The Problem with Traditional L1 and L2 Scalability
Recent months have witnessed significant progress in L1 expansion capabilities. With anticipated Gas limits expected to increase substantially by mid-2026, the original scaling narrative that positioned L2 as Ethereum’s essential sharding layer no longer holds strategic merit. L2 Phase 2 development has progressed more slowly than anticipated, meanwhile L1 capabilities continue to strengthen—a divergence that undermines the original design rationale. The technological premise upon which L2 existed is no longer applicable in this new context.
Reimagining L2’s Purpose: Beyond Simple Scaling
Rather than competing on pure scalability, Buterin emphasizes that Layer 2 networks must identify differentiated value propositions. These include specialized privacy mechanisms, application-specific efficiency optimizations, extreme throughput for niche use cases, non-financial protocol architectures, ultra-low latency systems, and integrated oracle solutions. For networks handling ETH or other native Ethereum assets, achieving at least Phase 1 status becomes essential, ensuring maximum compatibility with the base layer. This multi-dimensional approach replaces the narrow “scaling solution” framing with a more nuanced ecosystem strategy.
Technical Innovation: Native Rollup Precompiles
A particularly promising direction involves native Rollup precompiles, especially following breakthroughs in ZK-EVM proving systems capable of L1 scaling. These precompiles enable EVM verification without requiring security councils, fundamentally changing how L2s interact with Ethereum. The technical challenge lies in architecting precompiles that can verify heterogeneous L2 content—environments combining EVM components with alternative execution layers. Successfully solving this problem enables trustless, synchronous composability between L2s and L1, eliminating intermediaries and asynchronous delays that have historically complicated multi-layer interactions.

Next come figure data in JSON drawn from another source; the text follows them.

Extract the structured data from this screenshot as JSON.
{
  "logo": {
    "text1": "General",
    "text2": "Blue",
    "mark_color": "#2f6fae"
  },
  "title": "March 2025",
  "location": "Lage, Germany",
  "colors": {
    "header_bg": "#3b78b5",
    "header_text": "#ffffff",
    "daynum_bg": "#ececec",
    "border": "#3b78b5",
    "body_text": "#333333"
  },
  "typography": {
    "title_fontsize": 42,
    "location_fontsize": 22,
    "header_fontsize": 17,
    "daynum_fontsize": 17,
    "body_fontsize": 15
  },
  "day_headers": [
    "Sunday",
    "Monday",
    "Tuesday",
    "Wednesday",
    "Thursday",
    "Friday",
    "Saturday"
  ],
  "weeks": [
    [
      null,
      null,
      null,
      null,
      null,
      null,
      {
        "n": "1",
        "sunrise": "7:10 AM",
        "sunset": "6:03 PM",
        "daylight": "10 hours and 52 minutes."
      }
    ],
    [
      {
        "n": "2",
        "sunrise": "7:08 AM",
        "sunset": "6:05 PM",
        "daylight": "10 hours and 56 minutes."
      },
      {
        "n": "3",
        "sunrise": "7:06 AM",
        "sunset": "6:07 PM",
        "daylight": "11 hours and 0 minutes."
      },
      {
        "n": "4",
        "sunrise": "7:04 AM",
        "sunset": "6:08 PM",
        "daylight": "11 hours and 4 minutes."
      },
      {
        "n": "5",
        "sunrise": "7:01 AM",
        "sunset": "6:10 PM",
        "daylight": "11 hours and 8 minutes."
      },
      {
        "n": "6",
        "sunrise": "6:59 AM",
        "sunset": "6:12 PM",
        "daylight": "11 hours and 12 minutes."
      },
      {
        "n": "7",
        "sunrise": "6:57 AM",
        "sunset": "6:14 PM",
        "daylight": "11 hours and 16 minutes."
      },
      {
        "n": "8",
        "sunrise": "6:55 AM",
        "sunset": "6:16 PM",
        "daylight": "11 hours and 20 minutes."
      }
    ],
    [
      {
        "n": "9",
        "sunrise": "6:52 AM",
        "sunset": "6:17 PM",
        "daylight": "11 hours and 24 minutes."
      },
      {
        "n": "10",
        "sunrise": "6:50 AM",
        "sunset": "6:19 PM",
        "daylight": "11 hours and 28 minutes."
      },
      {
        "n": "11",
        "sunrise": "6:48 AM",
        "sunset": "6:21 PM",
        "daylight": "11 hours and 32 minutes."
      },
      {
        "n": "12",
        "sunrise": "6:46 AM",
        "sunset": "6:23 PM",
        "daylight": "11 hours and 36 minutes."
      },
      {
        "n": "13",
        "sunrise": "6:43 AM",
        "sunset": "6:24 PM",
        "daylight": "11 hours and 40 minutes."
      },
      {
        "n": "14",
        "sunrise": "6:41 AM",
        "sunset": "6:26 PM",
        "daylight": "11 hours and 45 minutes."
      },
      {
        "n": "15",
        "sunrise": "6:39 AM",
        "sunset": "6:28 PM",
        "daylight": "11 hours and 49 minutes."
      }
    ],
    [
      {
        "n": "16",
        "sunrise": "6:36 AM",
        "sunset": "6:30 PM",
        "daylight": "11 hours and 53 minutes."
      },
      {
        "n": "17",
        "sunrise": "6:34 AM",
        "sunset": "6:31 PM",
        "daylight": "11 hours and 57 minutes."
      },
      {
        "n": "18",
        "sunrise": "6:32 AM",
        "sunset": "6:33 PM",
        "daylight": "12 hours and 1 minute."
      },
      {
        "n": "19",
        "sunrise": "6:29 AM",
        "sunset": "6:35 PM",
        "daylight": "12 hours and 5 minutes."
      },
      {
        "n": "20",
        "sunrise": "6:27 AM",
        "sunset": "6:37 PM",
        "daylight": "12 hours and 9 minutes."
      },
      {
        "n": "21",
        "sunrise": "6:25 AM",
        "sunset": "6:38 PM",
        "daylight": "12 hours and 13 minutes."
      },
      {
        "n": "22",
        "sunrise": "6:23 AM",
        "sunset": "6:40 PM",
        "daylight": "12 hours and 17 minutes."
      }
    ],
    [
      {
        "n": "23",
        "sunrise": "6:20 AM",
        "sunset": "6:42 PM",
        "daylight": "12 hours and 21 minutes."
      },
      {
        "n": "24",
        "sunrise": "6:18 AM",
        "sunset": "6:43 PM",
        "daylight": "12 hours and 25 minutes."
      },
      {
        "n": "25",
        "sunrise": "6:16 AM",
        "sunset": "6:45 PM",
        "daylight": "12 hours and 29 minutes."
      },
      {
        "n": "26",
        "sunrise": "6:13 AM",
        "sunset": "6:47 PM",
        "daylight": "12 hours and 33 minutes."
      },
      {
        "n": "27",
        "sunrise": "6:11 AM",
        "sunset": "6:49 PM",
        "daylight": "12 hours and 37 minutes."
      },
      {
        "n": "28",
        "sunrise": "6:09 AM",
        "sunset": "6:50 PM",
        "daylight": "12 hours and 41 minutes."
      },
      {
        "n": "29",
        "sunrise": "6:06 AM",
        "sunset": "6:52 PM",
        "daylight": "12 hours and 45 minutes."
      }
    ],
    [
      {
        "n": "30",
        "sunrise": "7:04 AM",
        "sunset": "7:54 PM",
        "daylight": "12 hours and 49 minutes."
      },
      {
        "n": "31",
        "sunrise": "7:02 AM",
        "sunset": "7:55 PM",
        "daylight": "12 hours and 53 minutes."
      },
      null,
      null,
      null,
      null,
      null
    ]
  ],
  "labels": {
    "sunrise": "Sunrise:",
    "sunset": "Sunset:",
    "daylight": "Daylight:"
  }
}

Toward Seamless Interoperability and Composability
The long-term vision centers on establishing robust, verification-based interoperability frameworks. Rather than relying on bridges and security councils, direct cryptographic proofs enable L2s to compose with Ethereum and each other. This architectural shift makes the entire ecosystem more resilient, efficient, and capable of supporting complex cross-layer applications. As L2 strategies mature beyond the “branded sharding” model that is no longer applicable, these technical innovations position Ethereum’s multi-layer ecosystem for sustainable expansion and increasingly sophisticated use cases.